Examples: A general or comprehensive plan that improves the living conditions of those in an underrepresented neighborhood, an individual working to improve the lives of others, a policy that addresses a need not currently met through other efforts.

Eligibility & Criteria

National Planning Leadership Awards

The following seven awards honor individuals for outstanding, significant, and sustained contributions to, and in support of, planning and the planning profession.

AICP National Planning Leadership Award for a Professional Planner

Recognizes an individual's sustained contribution to the profession through distinguished practice, teaching, or writing.

Eligibility & Criteria

International Leadership Award

This award recognizes the contributions of an individual that extend beyond traditional country borders and planning efforts in countries other than the United States. Given increasing globalization, planners must often expand their vision to encompass international concerns. Issues can include social equality and livable communities, as well as environmental and ecological issues.
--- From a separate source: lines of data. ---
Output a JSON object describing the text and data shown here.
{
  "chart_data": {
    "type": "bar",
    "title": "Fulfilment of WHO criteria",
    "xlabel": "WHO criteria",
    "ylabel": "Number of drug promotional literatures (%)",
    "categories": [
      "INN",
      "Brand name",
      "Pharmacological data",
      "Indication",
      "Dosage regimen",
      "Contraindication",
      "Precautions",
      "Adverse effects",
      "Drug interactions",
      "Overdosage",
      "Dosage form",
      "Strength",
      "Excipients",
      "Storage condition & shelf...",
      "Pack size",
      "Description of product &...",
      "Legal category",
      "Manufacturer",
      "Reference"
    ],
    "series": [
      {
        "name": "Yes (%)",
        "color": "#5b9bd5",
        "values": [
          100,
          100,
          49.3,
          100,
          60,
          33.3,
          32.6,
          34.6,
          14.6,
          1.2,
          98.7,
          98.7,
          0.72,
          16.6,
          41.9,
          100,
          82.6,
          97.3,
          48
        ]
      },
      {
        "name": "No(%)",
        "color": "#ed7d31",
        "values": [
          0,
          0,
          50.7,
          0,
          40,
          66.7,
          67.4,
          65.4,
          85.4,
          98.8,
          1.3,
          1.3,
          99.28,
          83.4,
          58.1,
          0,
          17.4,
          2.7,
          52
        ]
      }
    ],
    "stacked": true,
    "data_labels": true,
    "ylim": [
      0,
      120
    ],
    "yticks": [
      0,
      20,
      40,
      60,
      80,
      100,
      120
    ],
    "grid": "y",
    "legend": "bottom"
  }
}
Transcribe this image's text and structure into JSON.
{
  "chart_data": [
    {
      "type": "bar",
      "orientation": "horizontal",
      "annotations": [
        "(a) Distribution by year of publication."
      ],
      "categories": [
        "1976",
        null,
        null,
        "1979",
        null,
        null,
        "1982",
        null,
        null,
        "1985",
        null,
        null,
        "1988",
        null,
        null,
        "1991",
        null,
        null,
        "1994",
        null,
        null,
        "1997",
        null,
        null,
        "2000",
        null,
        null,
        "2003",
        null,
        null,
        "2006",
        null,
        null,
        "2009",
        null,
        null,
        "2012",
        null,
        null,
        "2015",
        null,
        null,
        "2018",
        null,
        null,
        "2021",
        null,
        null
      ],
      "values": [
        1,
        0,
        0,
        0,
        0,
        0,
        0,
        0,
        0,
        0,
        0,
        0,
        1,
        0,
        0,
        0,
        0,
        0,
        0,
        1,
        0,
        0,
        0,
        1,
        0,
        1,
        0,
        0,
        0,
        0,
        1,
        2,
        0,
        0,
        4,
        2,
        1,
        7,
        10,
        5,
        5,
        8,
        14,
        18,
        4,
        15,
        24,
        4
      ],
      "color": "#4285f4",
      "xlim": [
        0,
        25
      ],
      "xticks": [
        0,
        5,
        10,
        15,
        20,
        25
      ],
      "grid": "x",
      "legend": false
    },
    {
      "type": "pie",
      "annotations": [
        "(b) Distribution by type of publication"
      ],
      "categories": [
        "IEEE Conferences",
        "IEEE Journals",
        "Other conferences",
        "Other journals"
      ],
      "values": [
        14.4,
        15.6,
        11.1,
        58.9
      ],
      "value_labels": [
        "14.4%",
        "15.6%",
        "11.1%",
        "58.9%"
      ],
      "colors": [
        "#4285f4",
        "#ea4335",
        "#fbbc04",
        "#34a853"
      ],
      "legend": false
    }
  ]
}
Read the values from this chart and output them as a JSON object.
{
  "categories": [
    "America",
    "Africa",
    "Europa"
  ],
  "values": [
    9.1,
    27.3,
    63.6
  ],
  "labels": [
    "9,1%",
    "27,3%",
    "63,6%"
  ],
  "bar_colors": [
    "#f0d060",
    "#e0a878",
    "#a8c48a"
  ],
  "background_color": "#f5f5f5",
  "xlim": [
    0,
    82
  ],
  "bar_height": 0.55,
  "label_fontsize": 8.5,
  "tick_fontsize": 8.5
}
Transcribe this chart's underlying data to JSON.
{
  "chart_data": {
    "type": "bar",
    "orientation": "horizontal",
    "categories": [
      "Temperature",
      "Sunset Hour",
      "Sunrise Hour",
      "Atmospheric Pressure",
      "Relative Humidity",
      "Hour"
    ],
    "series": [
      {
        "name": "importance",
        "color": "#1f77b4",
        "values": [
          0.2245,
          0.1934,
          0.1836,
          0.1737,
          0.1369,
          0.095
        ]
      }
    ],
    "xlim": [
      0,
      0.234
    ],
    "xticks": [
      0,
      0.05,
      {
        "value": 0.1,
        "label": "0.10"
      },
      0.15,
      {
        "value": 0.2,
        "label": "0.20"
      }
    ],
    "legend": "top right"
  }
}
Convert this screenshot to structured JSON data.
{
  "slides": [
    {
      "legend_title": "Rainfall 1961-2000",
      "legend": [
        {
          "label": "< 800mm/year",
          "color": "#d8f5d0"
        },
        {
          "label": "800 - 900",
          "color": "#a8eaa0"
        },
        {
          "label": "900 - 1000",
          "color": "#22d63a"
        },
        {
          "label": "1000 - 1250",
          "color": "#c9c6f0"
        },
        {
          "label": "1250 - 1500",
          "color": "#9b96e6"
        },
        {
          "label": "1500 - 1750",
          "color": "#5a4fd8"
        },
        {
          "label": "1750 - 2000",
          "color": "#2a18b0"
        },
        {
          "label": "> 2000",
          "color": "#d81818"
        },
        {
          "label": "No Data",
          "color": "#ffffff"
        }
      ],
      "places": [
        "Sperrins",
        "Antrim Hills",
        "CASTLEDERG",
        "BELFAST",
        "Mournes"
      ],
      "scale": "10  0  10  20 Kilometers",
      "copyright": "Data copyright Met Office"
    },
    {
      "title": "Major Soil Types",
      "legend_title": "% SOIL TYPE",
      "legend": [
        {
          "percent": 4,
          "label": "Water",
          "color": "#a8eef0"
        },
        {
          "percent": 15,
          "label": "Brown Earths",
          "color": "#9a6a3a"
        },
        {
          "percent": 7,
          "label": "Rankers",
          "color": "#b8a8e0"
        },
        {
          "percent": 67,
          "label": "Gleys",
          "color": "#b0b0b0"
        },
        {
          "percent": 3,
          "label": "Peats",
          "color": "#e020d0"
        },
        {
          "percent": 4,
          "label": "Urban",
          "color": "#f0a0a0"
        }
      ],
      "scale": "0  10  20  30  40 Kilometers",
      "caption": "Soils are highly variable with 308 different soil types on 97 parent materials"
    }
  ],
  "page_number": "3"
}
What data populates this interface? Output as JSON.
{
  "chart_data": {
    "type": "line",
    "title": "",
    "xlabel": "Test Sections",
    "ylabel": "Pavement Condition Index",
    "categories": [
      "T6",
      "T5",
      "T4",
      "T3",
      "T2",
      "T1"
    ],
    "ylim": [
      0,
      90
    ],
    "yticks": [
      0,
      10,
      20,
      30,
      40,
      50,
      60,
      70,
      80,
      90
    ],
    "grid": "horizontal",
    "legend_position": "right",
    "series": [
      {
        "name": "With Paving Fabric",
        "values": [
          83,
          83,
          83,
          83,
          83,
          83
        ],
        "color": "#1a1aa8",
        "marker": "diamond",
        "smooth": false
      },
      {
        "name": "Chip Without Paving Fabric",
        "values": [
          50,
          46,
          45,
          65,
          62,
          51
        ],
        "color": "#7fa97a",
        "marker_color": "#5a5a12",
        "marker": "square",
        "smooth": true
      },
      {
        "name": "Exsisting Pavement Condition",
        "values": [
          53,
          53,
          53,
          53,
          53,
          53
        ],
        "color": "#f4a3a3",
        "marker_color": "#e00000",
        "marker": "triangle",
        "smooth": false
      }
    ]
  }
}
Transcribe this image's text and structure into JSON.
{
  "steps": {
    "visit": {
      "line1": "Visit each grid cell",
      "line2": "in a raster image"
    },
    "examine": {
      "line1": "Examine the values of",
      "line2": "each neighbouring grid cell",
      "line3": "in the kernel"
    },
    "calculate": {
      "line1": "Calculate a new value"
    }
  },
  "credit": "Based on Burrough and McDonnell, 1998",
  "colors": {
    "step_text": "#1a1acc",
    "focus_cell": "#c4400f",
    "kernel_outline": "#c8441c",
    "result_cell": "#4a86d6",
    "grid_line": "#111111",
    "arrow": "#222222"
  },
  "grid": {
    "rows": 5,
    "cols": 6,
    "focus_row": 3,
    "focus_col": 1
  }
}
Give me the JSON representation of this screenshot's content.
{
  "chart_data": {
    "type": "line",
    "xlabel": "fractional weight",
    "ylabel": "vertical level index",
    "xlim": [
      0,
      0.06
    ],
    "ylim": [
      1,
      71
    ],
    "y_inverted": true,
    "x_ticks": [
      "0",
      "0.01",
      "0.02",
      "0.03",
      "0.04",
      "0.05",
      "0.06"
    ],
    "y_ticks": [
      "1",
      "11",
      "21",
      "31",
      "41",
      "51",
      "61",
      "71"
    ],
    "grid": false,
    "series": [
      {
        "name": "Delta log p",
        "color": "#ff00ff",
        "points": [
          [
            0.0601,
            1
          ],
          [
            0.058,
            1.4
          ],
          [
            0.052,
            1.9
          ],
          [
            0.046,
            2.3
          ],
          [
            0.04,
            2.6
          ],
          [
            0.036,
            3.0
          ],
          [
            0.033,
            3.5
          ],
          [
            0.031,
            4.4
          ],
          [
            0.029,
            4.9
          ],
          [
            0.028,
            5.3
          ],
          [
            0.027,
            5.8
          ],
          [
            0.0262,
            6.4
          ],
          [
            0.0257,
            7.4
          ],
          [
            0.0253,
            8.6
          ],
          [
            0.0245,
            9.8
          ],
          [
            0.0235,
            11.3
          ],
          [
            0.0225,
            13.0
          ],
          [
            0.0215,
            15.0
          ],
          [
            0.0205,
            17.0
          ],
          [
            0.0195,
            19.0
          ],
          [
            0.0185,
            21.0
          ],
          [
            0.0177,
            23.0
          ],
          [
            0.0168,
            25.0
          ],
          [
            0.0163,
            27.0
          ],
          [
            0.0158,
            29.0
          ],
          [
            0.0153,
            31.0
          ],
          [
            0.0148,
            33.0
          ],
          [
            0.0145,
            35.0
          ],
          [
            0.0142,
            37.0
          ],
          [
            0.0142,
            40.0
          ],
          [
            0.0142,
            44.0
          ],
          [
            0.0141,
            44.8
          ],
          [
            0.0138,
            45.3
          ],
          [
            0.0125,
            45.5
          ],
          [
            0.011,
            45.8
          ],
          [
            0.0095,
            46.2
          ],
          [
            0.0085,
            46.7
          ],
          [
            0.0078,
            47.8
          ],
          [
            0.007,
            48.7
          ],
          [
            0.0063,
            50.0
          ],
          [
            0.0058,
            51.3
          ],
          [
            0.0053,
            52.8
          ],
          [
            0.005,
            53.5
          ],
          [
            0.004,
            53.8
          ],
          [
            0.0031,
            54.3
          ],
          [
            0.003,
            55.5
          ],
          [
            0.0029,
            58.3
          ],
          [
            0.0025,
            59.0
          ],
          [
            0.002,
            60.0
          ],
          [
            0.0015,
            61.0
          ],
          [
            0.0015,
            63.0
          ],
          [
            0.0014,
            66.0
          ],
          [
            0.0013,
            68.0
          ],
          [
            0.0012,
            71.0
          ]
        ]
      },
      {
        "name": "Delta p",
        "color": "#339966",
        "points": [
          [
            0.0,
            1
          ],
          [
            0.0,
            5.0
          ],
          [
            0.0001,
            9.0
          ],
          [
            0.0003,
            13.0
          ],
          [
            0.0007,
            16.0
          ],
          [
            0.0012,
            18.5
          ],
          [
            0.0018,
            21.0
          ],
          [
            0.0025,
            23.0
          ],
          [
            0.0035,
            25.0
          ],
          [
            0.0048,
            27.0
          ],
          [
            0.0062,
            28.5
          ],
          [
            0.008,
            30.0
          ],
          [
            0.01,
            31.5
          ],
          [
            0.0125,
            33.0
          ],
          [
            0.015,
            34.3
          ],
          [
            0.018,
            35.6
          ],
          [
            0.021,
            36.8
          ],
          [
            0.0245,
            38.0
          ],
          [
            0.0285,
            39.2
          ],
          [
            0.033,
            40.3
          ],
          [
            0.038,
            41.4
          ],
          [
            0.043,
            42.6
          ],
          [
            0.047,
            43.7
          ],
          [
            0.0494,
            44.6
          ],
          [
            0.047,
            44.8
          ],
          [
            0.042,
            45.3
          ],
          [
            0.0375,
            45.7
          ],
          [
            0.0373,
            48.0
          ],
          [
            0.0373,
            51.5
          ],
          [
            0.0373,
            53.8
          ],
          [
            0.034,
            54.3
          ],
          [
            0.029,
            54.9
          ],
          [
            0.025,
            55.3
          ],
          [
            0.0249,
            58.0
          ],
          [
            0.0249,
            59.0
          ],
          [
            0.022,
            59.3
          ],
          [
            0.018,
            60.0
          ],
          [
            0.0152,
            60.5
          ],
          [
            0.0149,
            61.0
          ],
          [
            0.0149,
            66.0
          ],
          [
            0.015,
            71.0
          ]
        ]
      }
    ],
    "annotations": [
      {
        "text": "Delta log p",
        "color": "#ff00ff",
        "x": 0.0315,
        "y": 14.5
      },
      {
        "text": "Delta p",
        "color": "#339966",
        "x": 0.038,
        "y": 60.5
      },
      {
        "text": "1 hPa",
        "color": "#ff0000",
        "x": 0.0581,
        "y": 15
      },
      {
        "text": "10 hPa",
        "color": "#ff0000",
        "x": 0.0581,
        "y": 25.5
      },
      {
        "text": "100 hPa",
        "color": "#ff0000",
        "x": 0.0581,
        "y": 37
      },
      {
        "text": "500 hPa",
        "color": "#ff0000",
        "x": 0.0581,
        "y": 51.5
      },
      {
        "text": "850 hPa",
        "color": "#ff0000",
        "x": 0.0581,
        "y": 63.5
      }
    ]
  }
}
Planners today must maintain a global awareness and seek insights beyond traditional country borders.

Eligibility & Criteria

Planning Advocate

Recognizes an individual, appointed or elected official who has advanced or promoted the cause of planning in the public arena.

Examples: Engaged citizens demonstrating outstanding leadership in a community, region, or state; members of planning commissions, board of appeals, economic development boards, environmental or historic preservation councils, or other appointed officials; elected officials holding office at the local, regional, or state level; citizen activists or neighborhood leaders.

Eligibility & Criteria

Student Planner

Recognizes one graduate student and one undergraduate student of a Planning Accreditation Board-approved planning program for outstanding achievement during the nominee's academic career in planning.

Eligibility & Criteria

AICP National Planning Pioneer Award

Honoring pioneers of the profession who have made personal and direct innovations in American planning that have significantly and positively redirected planning practice, education, or theory with long-term results.

Eligibility & Criteria

The Distinguished Service Award

Recognizes an APA member's contributions to the development and mission of the American Planning Association in a substantial manner over a sustained period of time.

Eligibility & Criteria

The Distinguished Contribution Award

Recognizing an APA member who has contributed to the goals and objectives of the American Planning Association and to its development plan through an extraordinary effort over a short period of time.